The following are special DeviceNDArray factories:
Allocate an empty device ndarray. Similar to numpy.empty()
Allocate a numpy.ndarray with a buffer that is pinned (pagelocked). Similar to numpy.empty().
Allocate a mapped ndarray with a buffer that is pinned and mapped on to the device. Similar to numpy.empty()
Parameters: |
|
---|
The live time of a device array is bound to the lifetime of the DeviceNDArray instance.
A CUDA stream is a command queue for the CUDA device. By specifying a stream, the CUDA API calls become asynchronous, meaning that the call may return before the command has been completed.
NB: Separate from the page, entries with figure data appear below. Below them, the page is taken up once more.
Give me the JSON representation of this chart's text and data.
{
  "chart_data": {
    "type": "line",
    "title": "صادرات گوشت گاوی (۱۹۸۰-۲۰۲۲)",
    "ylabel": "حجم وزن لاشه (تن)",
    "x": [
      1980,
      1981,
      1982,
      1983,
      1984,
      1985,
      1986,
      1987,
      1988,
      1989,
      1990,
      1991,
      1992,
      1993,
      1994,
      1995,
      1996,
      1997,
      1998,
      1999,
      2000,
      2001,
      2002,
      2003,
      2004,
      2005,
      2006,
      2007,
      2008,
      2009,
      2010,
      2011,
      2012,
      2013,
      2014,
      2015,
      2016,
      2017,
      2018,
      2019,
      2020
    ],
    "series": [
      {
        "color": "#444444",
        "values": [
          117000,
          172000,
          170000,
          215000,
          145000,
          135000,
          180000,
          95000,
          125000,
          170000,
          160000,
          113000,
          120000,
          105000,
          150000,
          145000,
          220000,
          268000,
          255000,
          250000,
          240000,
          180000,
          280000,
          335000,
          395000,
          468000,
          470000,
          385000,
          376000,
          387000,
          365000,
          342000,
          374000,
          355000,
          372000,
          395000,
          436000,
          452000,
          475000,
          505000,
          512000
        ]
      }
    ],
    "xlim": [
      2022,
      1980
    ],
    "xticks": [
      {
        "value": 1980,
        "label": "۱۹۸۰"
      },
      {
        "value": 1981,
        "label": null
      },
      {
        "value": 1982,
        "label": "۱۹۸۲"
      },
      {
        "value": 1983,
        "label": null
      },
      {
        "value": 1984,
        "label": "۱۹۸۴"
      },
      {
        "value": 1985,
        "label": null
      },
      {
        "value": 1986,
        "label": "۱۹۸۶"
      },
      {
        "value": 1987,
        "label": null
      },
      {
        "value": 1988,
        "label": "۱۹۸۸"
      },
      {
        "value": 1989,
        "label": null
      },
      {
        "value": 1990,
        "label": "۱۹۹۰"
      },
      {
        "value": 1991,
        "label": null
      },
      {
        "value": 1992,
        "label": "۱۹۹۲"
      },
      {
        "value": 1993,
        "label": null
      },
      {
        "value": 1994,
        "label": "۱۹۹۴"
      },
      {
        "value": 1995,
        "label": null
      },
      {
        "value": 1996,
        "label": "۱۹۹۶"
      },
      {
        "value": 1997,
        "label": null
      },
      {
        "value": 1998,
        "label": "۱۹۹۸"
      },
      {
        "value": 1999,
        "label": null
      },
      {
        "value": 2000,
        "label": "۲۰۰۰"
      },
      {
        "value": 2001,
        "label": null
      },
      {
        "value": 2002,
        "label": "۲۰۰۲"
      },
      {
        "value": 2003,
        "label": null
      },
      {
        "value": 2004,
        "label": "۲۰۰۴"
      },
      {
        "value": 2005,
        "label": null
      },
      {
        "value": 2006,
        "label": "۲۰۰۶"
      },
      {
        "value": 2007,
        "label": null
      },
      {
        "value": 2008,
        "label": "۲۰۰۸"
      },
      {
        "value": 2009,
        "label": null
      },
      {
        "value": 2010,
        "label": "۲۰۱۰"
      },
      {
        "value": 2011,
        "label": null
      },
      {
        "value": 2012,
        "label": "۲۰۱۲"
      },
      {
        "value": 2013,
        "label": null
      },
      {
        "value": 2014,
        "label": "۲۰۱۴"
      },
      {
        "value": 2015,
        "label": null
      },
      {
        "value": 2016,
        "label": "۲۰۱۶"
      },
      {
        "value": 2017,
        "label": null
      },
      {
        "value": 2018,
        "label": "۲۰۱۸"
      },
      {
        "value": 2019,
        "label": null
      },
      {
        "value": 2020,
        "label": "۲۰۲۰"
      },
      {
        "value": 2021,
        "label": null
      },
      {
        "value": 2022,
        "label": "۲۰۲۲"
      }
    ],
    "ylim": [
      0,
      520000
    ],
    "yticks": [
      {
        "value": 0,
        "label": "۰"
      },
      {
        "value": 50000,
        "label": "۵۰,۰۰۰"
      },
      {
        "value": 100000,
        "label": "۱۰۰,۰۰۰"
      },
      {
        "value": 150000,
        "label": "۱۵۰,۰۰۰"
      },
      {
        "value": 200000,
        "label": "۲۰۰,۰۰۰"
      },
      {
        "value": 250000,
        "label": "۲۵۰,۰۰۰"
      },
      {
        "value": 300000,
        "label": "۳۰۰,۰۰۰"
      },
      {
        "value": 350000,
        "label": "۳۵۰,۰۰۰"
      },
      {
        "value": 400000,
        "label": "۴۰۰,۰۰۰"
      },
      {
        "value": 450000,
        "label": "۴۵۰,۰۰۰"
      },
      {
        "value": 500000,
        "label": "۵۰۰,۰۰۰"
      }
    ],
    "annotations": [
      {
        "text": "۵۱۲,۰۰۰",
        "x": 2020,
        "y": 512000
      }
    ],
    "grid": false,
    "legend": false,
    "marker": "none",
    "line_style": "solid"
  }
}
Memory transfer instructions and kernel invocation can use CUDA stream:
stream = cuda.stream()
devary = cuda.to_device(an_array, stream=stream)
a_cuda_kernel[griddim, blockdim, stream](devary)
devary.copy_to_host(an_array, stream=stream)
# data may not be available in an_array
stream.synchronize()
# data available in an_array
Create a CUDA stream that represents a command queue for the device.
An alternative syntax is available for use with a python context:
stream = cuda.stream()
with stream.auto_synchronize():
devary = cuda.to_device(an_array, stream=stream)
a_cuda_kernel[griddim, blockdim, stream](devary)
devary.copy_to_host(an_array, stream=stream)
# data available in an_array
When the python with context exits, the stream is automatically synchronized.
We currently support cuda.syncthreads() only. It is the same as __syncthreads() in CUDA-C.
Numba supports atomic addition on uint32 and float32 arrays in shared or global memory. These are accessed via the cuda.atomic.add(array, index, value) function:
@cuda.jit('void(uint32[:], uint32[:])')
def fill_bins(indices, bin_counts):
offset = cuda.grid(1)
stride = cuda.gridDim.x * cuda.blockDim.x
for i in range(offset, indices.shape[0], stride):
cuda.atomic.add(bin_counts, indices[i], 1)
A tuple can be used for the index argument if the array is multidimensional.